Der Neubau des Collegium Academicum ist ein Modellprojekt – in vielerlei Hinsicht. Es bietet bezahlbaren Wohnraum für junge Menschen, die sich in Ausbildung befinden – und noch viel mehr. Auch architektonisch wurde mit einem innovativen Holz-Skelett-Bausystem Neuland beschritten, das ohne metallische Verbindungen auskommt.

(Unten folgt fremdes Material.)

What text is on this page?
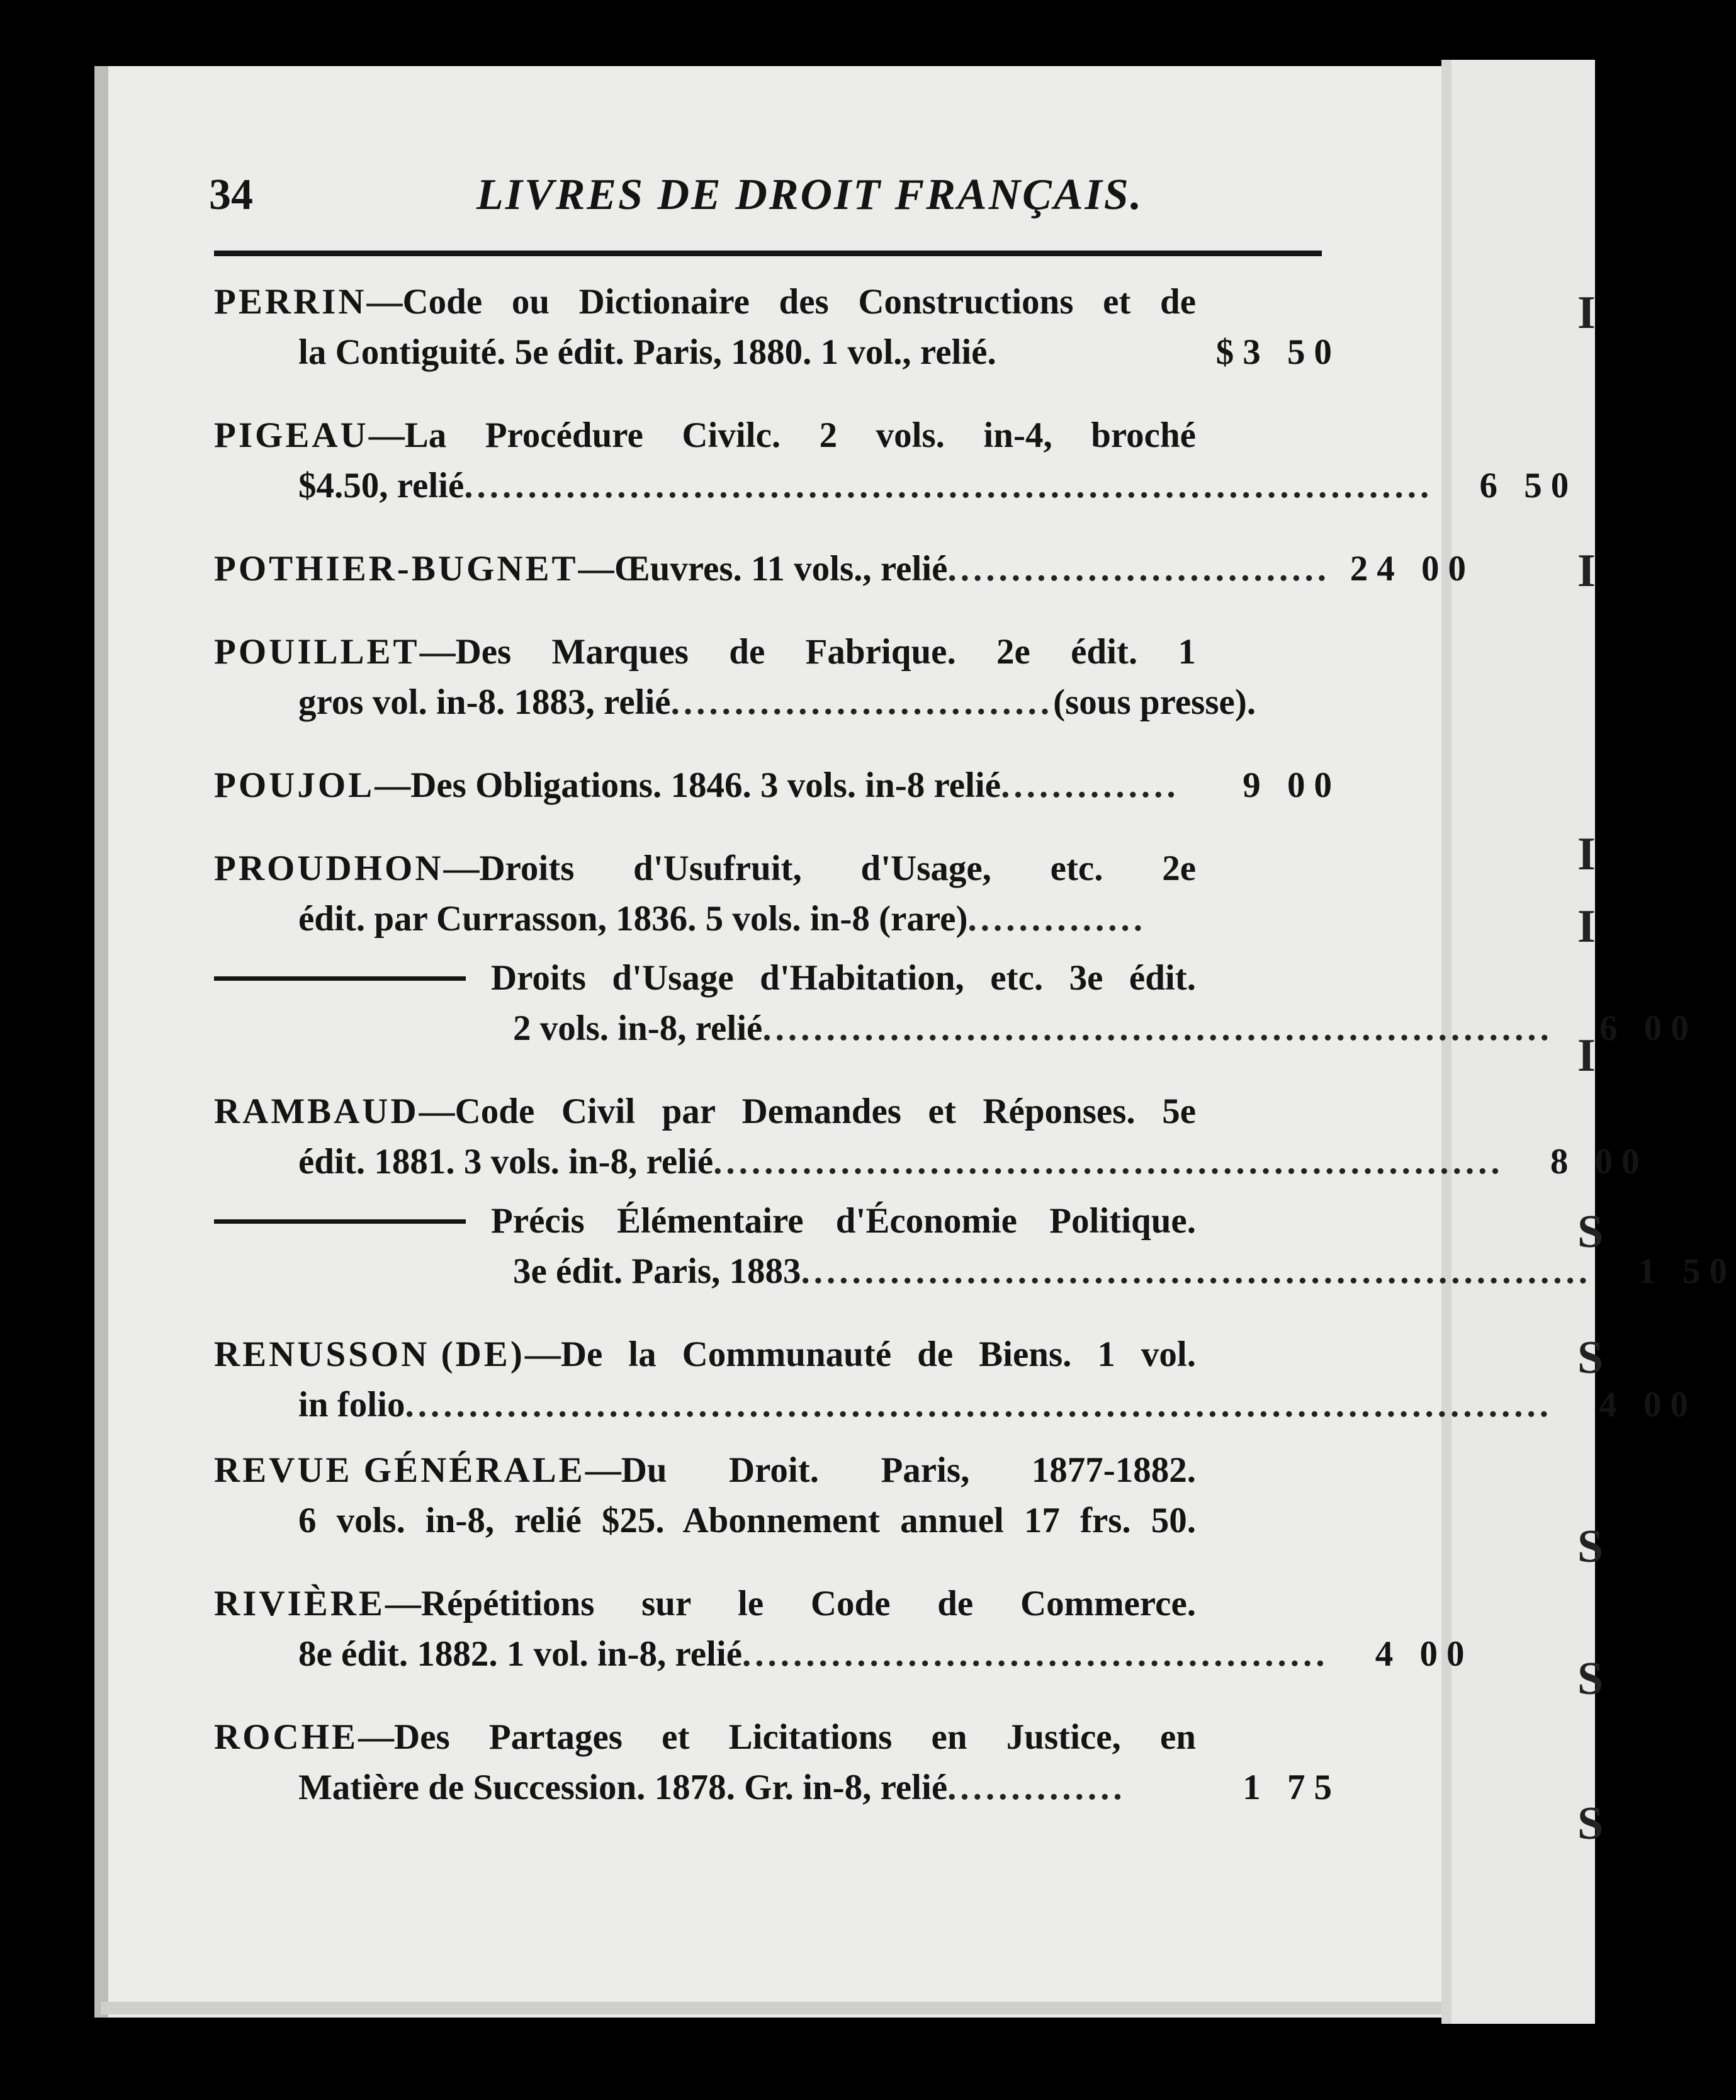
I
I
I
I
I
S
S
S
S
S
34	LIVRES DE DROIT FRANÇAIS.
PERRIN —Code ou Dictionaire des Constructions et de
la Contiguité. 5e édit. Paris, 1880. 1 vol., relié.	$3 50
PIGEAU —La Procédure Civilc. 2 vols. in-4, broché
$4.50, relié ............................................................................	6 50
POTHIER-BUGNET —Œuvres. 11 vols., relié .............................. 24 00
POUILLET —Des Marques de Fabrique. 2e édit. 1
gros vol. in-8. 1883, relié .............................. (sous presse).
POUJOL —Des Obligations. 1846. 3 vols. in-8 relié ..............	9 00
PROUDHON —Droits d'Usufruit, d'Usage, etc. 2e
édit. par Currasson, 1836. 5 vols. in-8 (rare) ..............
Droits d'Usage d'Habitation, etc. 3e édit.
2 vols. in-8, relié ..............................................................	6 00
RAMBAUD —Code Civil par Demandes et Réponses. 5e
édit. 1881. 3 vols. in-8, relié ..............................................................	8 00
Précis Élémentaire d'Économie Politique.
3e édit. Paris, 1883 ..............................................................	1 50
RENUSSON (DE) —De la Communauté de Biens. 1 vol.
in folio ..........................................................................................	4 00
REVUE GÉNÉRALE —Du Droit. Paris, 1877-1882.
6 vols. in-8, relié $25. Abonnement annuel 17 frs. 50.
RIVIÈRE —Répétitions sur le Code de Commerce.
8e édit. 1882. 1 vol. in-8, relié ..............................................	4 00
ROCHE —Des Partages et Licitations en Justice, en
Matière de Succession. 1878. Gr. in-8, relié ..............	1 75
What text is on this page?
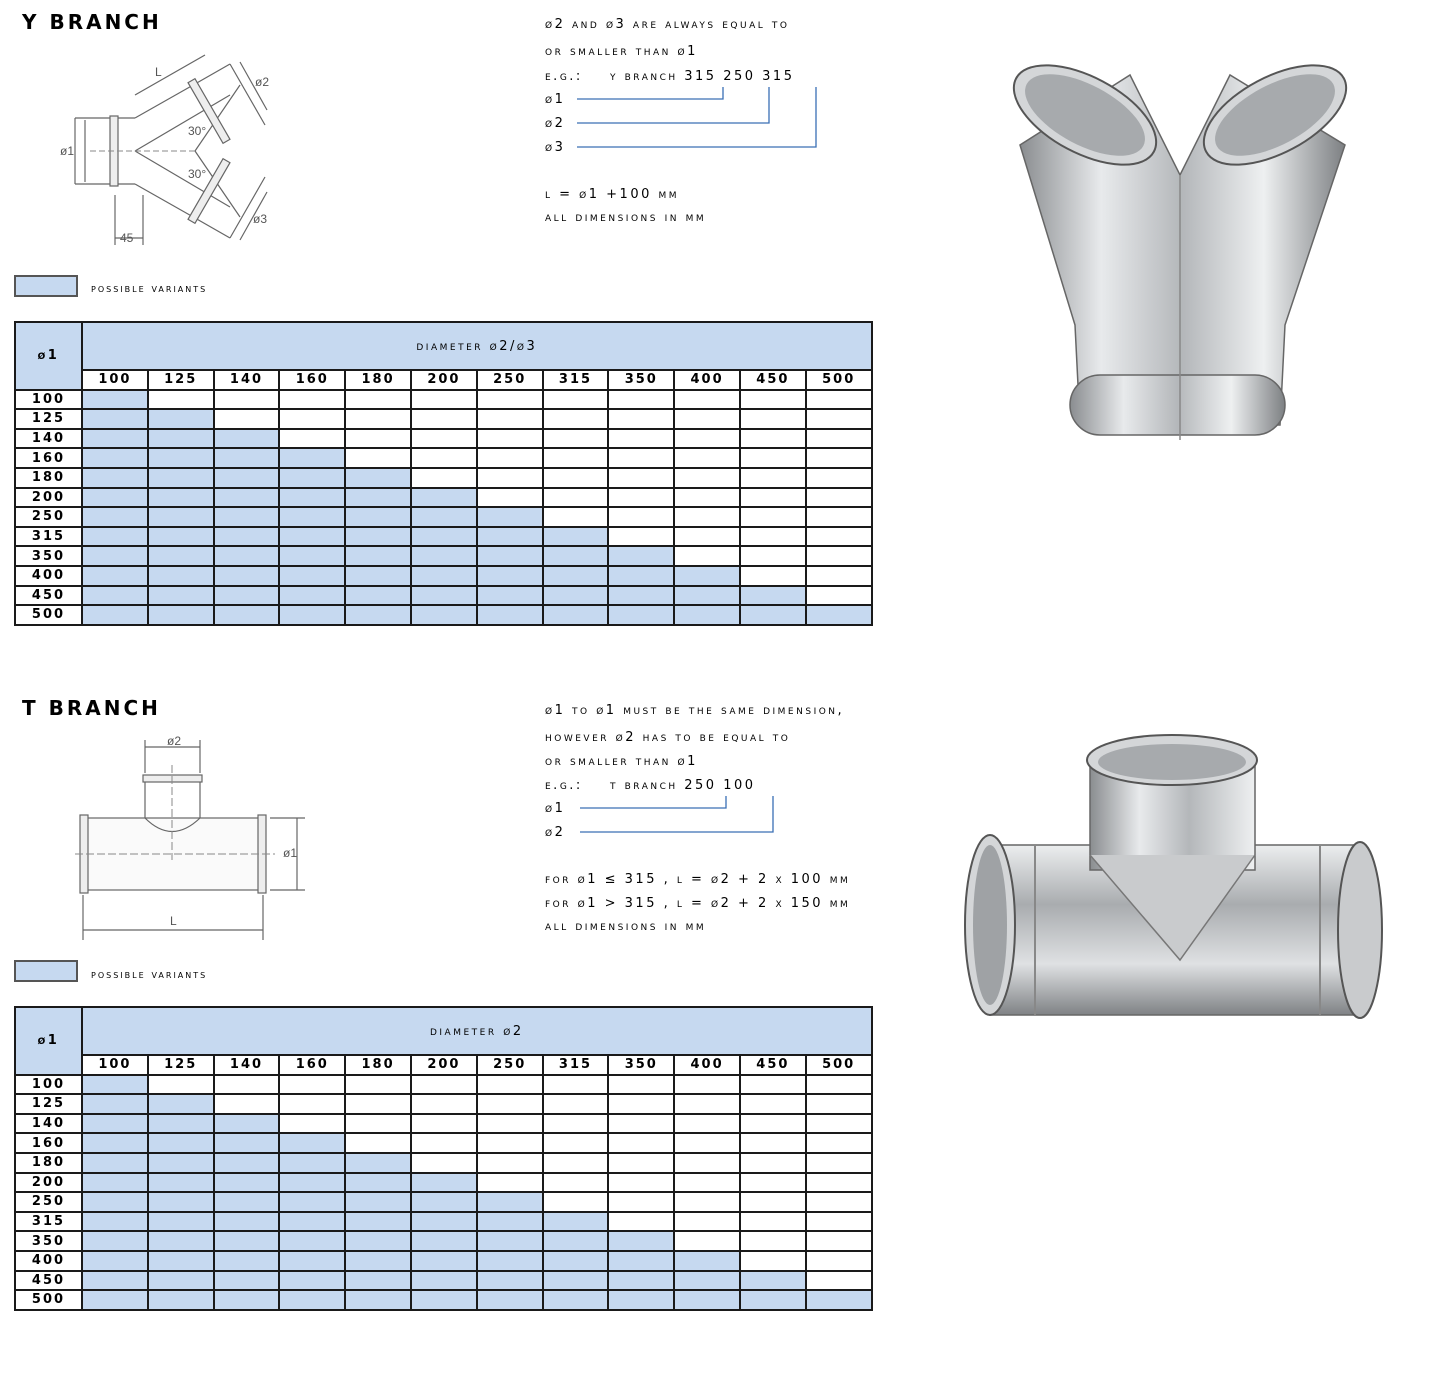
Y BRANCH
ø1
L
ø2
ø3
30°
30°
45
ø2 and ø3 are always equal to
or smaller than ø1
e.g.: y branch 315 250 315
ø1
ø2
ø3
l = ø1 +100 mm
all dimensions in mm
possible variants
ø1	diameter ø2/ø3											
	100	125	140	160	180	200	250	315	350	400	450	500
100												
125												
140												
160												
180												
200												
250												
315												
350												
400												
450												
500												
T BRANCH
ø2
ø1
L
ø1 to ø1 must be the same dimension,
however ø2 has to be equal to
or smaller than ø1
e.g.: t branch 250 100
ø1
ø2
for ø1 ≤ 315 , l = ø2 + 2 x 100 mm
for ø1 > 315 , l = ø2 + 2 x 150 mm
all dimensions in mm
possible variants
ø1	diameter ø2											
	100	125	140	160	180	200	250	315	350	400	450	500
100												
125												
140												
160												
180												
200												
250												
315												
350												
400												
450												
500												
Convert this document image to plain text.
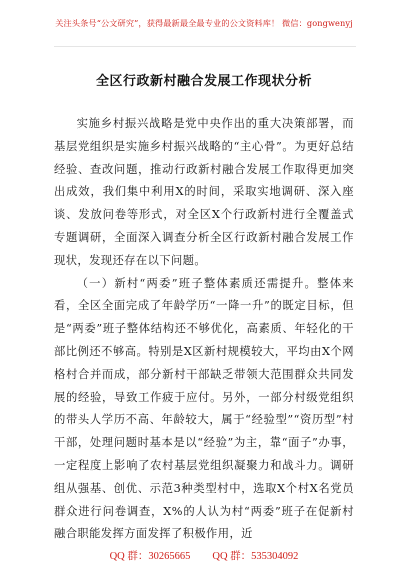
关注头条号“公文研究”，获得最新最全最专业的公文资料库！ 微信：gongwenyj
全区行政新村融合发展工作现状分析

实施乡村振兴战略是党中央作出的重大决策部署，而基层党组织是实施乡村振兴战略的“主心骨”。为更好总结经验、查改问题，推动行政新村融合发展工作取得更加突出成效，我们集中利用X的时间，采取实地调研、深入座谈、发放问卷等形式，对全区X个行政新村进行全覆盖式专题调研，全面深入调查分析全区行政新村融合发展工作现状，发现还存在以下问题。

（一）新村“两委”班子整体素质还需提升。整体来看，全区全面完成了年龄学历“一降一升”的既定目标，但是“两委”班子整体结构还不够优化，高素质、年轻化的干部比例还不够高。特别是X区新村规模较大，平均由X个网格村合并而成，部分新村干部缺乏带领大范围群众共同发展的经验，导致工作疲于应付。另外，一部分村级党组织的带头人学历不高、年龄较大，属于“经验型”“资历型”村干部，处理问题时基本是以“经验”为主，靠“面子”办事，一定程度上影响了农村基层党组织凝聚力和战斗力。调研组从强基、创优、示范3种类型村中，选取X个村X名党员群众进行问卷调查，X%的人认为村“两委”班子在促新村融合职能发挥方面发挥了积极作用，近

QQ 群：30265665 QQ 群：535304092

4. November 2024 - Enrico Santifaller
Es gibt keine pittoresken zwischen kleinen Gassen gespannten Wäscheleinen. Und doch herrscht in einem Blockinneren in Heidelbergs Süden ein wenig süditalienische Atmosphäre. In den Gängen im EG, aber auch auf der Freiterrasse im 1. OG stehen eine ganze Reihe von Wäscheständern verschiedener Größen und Farben. Behängt mit Jeans, Shirts, Handtüchern, Laken. In der »Waschlounge« rattern acht Maschinen eines ostwestfälischen Premiumherstellers, bei den Trocknern hingegen rührt sich nichts. An diesem sehr warmen Vormittag Ende August ist nasses Zeug in Windeseile trocken, und Strom gespart, wozu mehrere Schilder die Bewohner:innen anhalten, wird damit auch. Manch einer schaut der Szenerie von einem auf dem Rasen aufgebauten Liegestuhl zu, auf einer Terrasse im 3. OG trinkt ein Pärchen Kaffee, während im Außenbereich, vor der schon leicht ergrauten Holzfassade, sich eine kleine Gruppe junger Menschen mit Rechen und Hacken der Gartenarbeit widmet. Ein wenig Dolce Vita und Gaudeamus igitur. Studierendenleben im Jahre 2024. Freilich, was heute heiter und beschwingt auf dem Konversionsgelände des ehemaligen US-Militärhospitals in Heidelberg-Rohrbach wirkt, musste hart erarbeitet werden.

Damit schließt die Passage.